The treatment plan for vaginal cancer depends on the size, stage and location of the lesions. Surgery or radiation therapy can be highly effective in early stages, while radiation therapy is the primary treatment for more advanced stages. Your gynecologic oncologist will discuss your options with you and determine the best course of treatment.
Surgery is the most common treatment of vaginal cancer. Your options may include:
- Laser surgery: Using a precisely targeted laser beam (a narrow beam of intense light) to destroy malignant tissue.
- Wide local excision: Surgically excising (removing) the cancerous tissue along with some of the normal tissue around it.
- Vaginectomy: Surgery to remove all or part of the vagina.
- Lymphadenectomy: Lymph nodes are removed and checked under a microscope for signs of cancer. This procedure is also called lymph node dissection. If the cancer is in the upper vagina, the pelvic lymph nodes may be removed. If the cancer is in the lower vagina, lymph nodes in the groin may be removed.
- Pelvic exenteration: In advanced stages, extensive surgery may be required to remove multiple organs such as the lower colon, rectum, bladder, cervix, vagina, ovaries, and nearby lymph nodes.
Note: Skin grafting may follow surgery, to repair or reconstruct the vagina.

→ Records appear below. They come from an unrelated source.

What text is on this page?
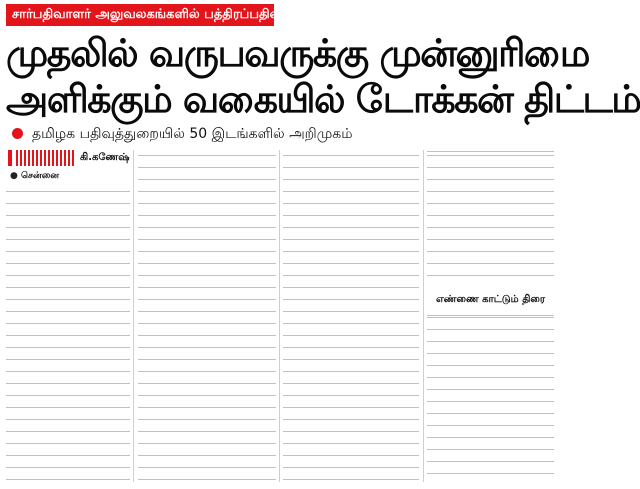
சார்பதிவாளர் அலுவலகங்களில் பத்திரப்பதிவில்
முதலில் வருபவருக்கு முன்னுரிமை
அளிக்கும் வகையில் டோக்கன் திட்டம்
தமிழக பதிவுத்துறையில் 50 இடங்களில் அறிமுகம்
கி.கணேஷ்
● சென்னை
எண்ணை காட்டும் திரை
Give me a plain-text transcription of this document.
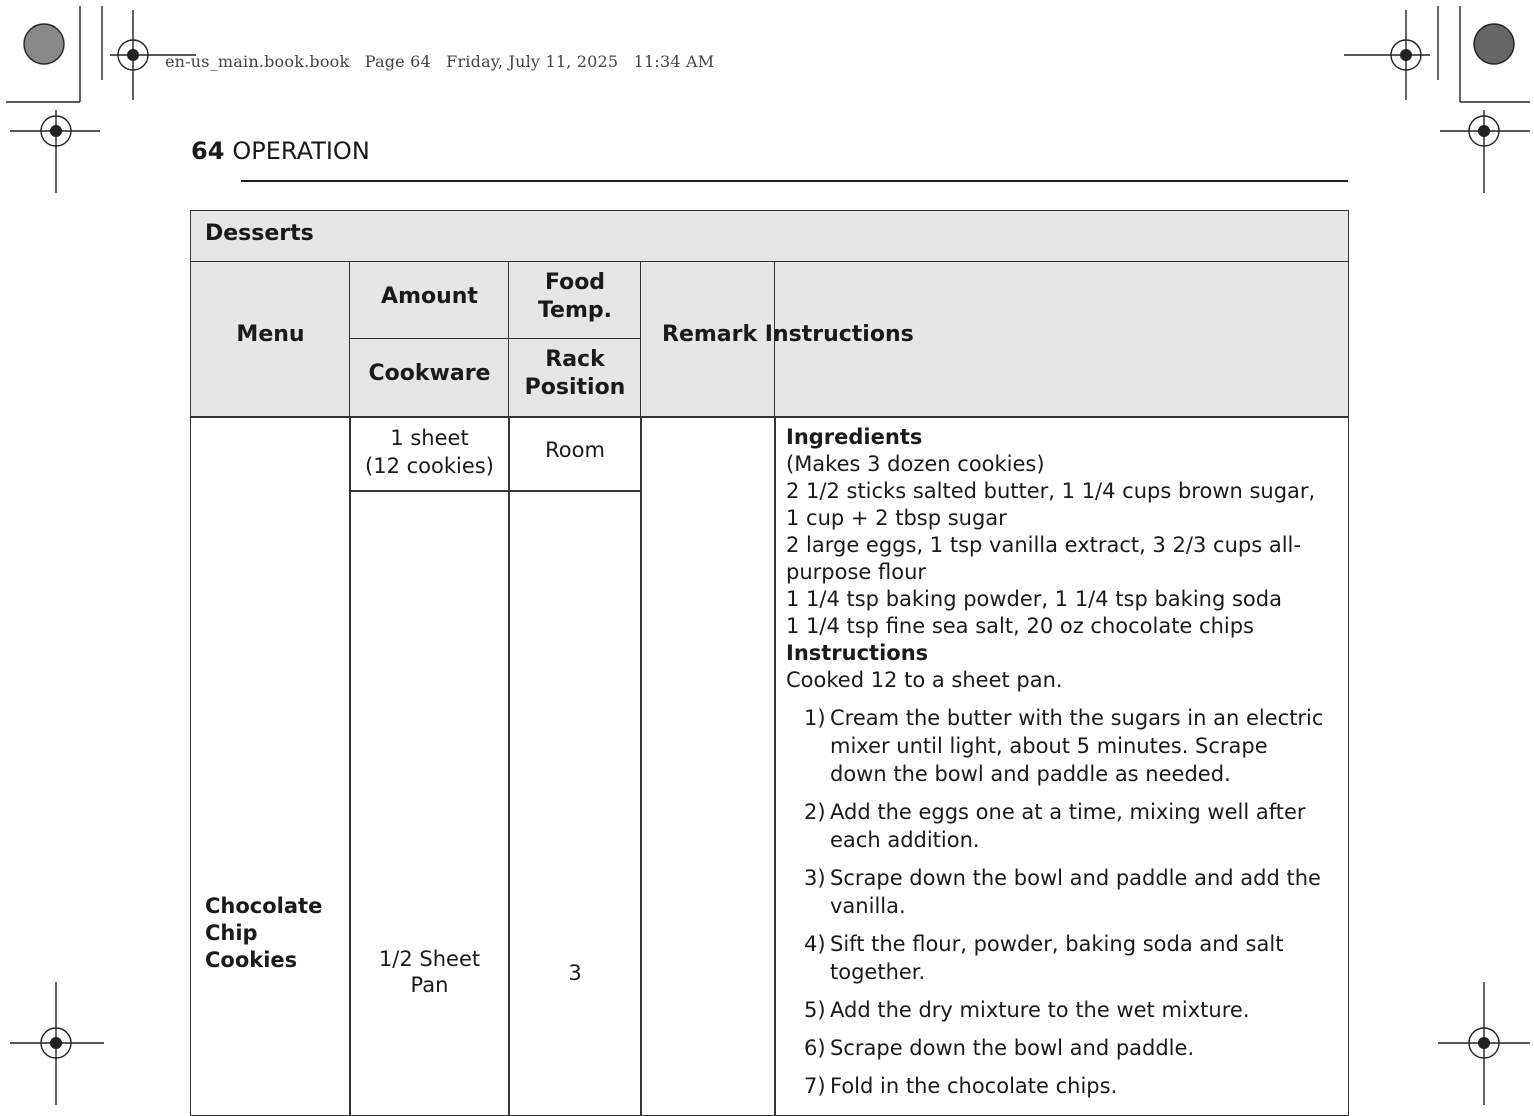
en-us_main.book.book Page 64 Friday, July 11, 2025 11:34 AM
64 OPERATION
Desserts
Menu
Amount
Food
Temp.
Cookware
Rack
Position
Remark Instructions
Chocolate
Chip
Cookies
1 sheet
(12 cookies)
Room
1/2 Sheet
Pan	3
Ingredients
(Makes 3 dozen cookies)
2 1/2 sticks salted butter, 1 1/4 cups brown sugar, 1 cup + 2 tbsp sugar
2 large eggs, 1 tsp vanilla extract, 3 2/3 cups all-purpose flour
1 1/4 tsp baking powder, 1 1/4 tsp baking soda
1 1/4 tsp fine sea salt, 20 oz chocolate chips
Instructions
Cooked 12 to a sheet pan.
1) Cream the butter with the sugars in an electric mixer until light, about 5 minutes. Scrape down the bowl and paddle as needed.
2) Add the eggs one at a time, mixing well after each addition.
3) Scrape down the bowl and paddle and add the vanilla.
4) Sift the flour, powder, baking soda and salt together.
5) Add the dry mixture to the wet mixture.
6) Scrape down the bowl and paddle.
7) Fold in the chocolate chips.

Radiation therapy is used in the treatment of a wide variety of gynecologic cancers. It may be used alone in early stage tumors or combined with chemotherapy in locally advanced disease. In addition, it may be used before or after surgery.
- High-Dose Brachytherapy is a form of internal radiation therapy where radioactive sources are placed inside the body, close to the tumor. Methods used at UCSD include cylinder, interstitial, tandem and ovoid, and tandem and ring.
- Image Guided Radiation Therapy (IGRT) is a form of external-beam radiation that uses sophisticated technologies to locate the tumor and improve treatment accuracy so that healthy tissue is not harmed.
- Intensity Modulated Radiation Therapy (IMRT) is another state-of-the-art external beam radiation therapy that improves delivery precision, thereby minimizing dosage to surrounding normal tissue. UCSD’s Dr. Arno Mundt pioneered the use of IMRT in gynecologic cancers.
Chemotherapy is the administration of drugs by mouth, injection, or IV to kills cancer cells. In vaginal cancer, chemotherapy is often administered in early stages by applying a topical cream containing anticancer drugs to the affected area.